His blessees want blesser Zuma to stay
THERE is a sordid phenomenon called “blessers”.
It was exposed not long ago by eNCA’s investigative programme
There we saw proud “blessers” and “blessees”, men and women who have taken prostitution to the most glamorous level.
Blessers are rich men, usually married, who finance the expensive lifestyle of a concubine (blessee) who is ever-ready to give sex whenever lust commands a blesser.
We learnt from the eNCA documentary that there are even agents who specialise in managing a pool of women who are always waiting to be “blessed”.
One such agent was asked if he was proud of the “work” he was doing. His answer was that he was not in the business of promoting morals, as he was not a priest.
This agent, the proud fixer of people’s ungovernable sexual appetites, is interested only in money. Whether his “work” destroys families, or converts humans into soulless animals, or turns South Africa into Sodom and Gomorrah, the agent does not care – as long as money flows.
When the Good Book says the love of money is the root of all evil, it is as if the Lord had blessers, blessees and their agents in mind – people whose souls money has corrupted beyond repair.
This kind of soul-hollowing love of money does not manifest itself only in the world of commercial sex; it also finds expression in other more “dignified” branches of life.
Two weeks ago South Africans were shocked to read reports of a meeting between the leadership of the Black Business Council (BBC) and President Jacob Zuma.
Apparently, the BBC went to Zuma to ask him not to sign a bill into law, a bill which would, apparently, jeopardise the dodgy moneymaking schemes of members of the BBC.
Instead of focusing only on the bills that interfere with their love of money, the BBC leaders veered out of their way to plead with Zuma not to resign. This truly is shocking.
In the face of overwhelming evidence that Zuma is harming our national interest, these BBC lovers of money said: “Mr President, please don’t go.”
This is the same president on whose watch more than R240-million of taxpayers’ money was poured into a dark hole called Nkandla.
It is the same man who cost our country more than R500-billion by firing an honest finance minister.
It is the very dodgy president who has been found guilty of violating our constitution, the foundational law that makes it possible for members of the BBC to make money in an orderly polity.

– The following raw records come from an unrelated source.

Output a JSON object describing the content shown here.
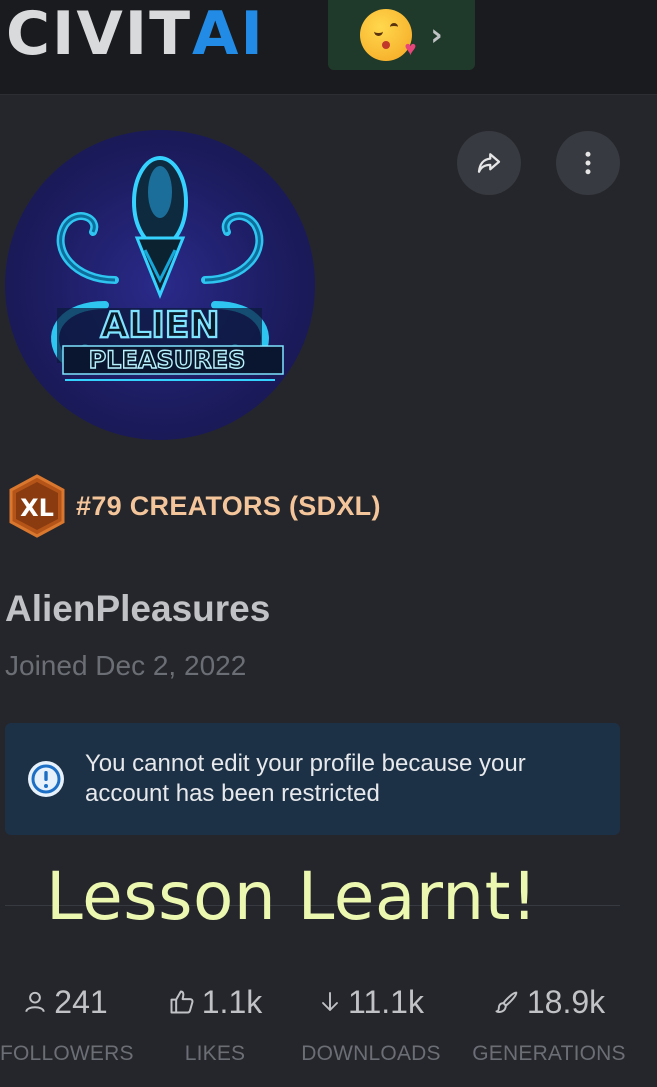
{
  "header": {
    "logo_part1": "CIVIT",
    "logo_part2": "AI",
    "emoji_chevron": "›",
    "logo_icon": "civitai-logo",
    "emoji_icon": "face-blowing-kiss-icon"
  },
  "profile": {
    "avatar_logo_line1": "ALIEN",
    "avatar_logo_line2": "PLEASURES",
    "share_icon": "share-icon",
    "more_icon": "dots-vertical-icon",
    "rank_badge": "XL",
    "rank_text": "#79 CREATORS (SDXL)",
    "username": "AlienPleasures",
    "joined": "Joined Dec 2, 2022"
  },
  "alert": {
    "icon": "info-circle-icon",
    "text": "You cannot edit your profile because your account has been restricted"
  },
  "overlay": {
    "caption": "Lesson Learnt!"
  },
  "stats": [
    {
      "icon": "user-icon",
      "value": "241",
      "label": "FOLLOWERS"
    },
    {
      "icon": "thumb-up-icon",
      "value": "1.1k",
      "label": "LIKES"
    },
    {
      "icon": "arrow-down-icon",
      "value": "11.1k",
      "label": "DOWNLOADS"
    },
    {
      "icon": "brush-icon",
      "value": "18.9k",
      "label": "GENERATIONS"
    }
  ],
  "colors": {
    "background": "#25262b",
    "header_bg": "#1a1b1e",
    "accent_blue": "#228be6",
    "rank_gold": "#f4c59a",
    "alert_bg": "#1d3146",
    "caption_green": "#ecf7b0"
  }
}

All sober people can see that under Zuma, South Africa has been going down. The space here is not enough to list all the sins Zuma has committed against South Africa. But the BBC says: “Mr President, please don’t go.”
The behaviour of the BBC is not different from that of the whiteowned companies that buttressed apartheid. Given that apartheid leaders were white, these companies at the time felt a racial-solidaristic urge to say: “Mr Apartheid, please don’t go.”
In short, the BBC leaders who asked Zuma not to go and the white businessmen who supported apartheid are the same; they all support their man in power, however immoral the leader is.
Week in and week out our ears are pelted with stories of public money being looted from government and state-owned enterprises by the Guptas and other Zuma associates.
The public image of Zuma as a looter-in-chief in what looks like a perfect lootocracy (rule by looters) is well entrenched. Thus, those who ask him not to go automatically earn the kind of odium that all scoundrels must receive.
It would seem that the BBC has joined the Gupta-sponsored campaign whose outspoken champions have been disguising themselves under transparent subterfuges like “decolonisation institute” and “black first, land first”.
These hired agents have been trying very hard to package and sell lootocracy in South Africa as a transformation project, thus projecting the looter-in-chief as a victim of white racism.
We are called upon to hound the Oppenheimers and the Ruperts, and to leave the Guptas alone.
South Africans are not fools. They have long seen through the duplicity of the Guptas’ hired black mercenaries who go around opening cases against the public protector, and use land and decolonisation as a ploy.
Black people must remember Matthew 7:21, “Not everyone who says to me, ‘Lord, Lord,’ will enter the kingdom of heaven”.
Indeed, not everyone who says “Black, Black”, is a defender of black people.
While the jury is still out on whether or not BBC leaders are in the pockets of the Guptas, the miasma of a sordid love of money is pungent in their call for Zuma not to go.
The question is: how different is the BBC from blessers, blessees and their agents – the perverts whose morality is a rotten cocktail of money, sex and bling?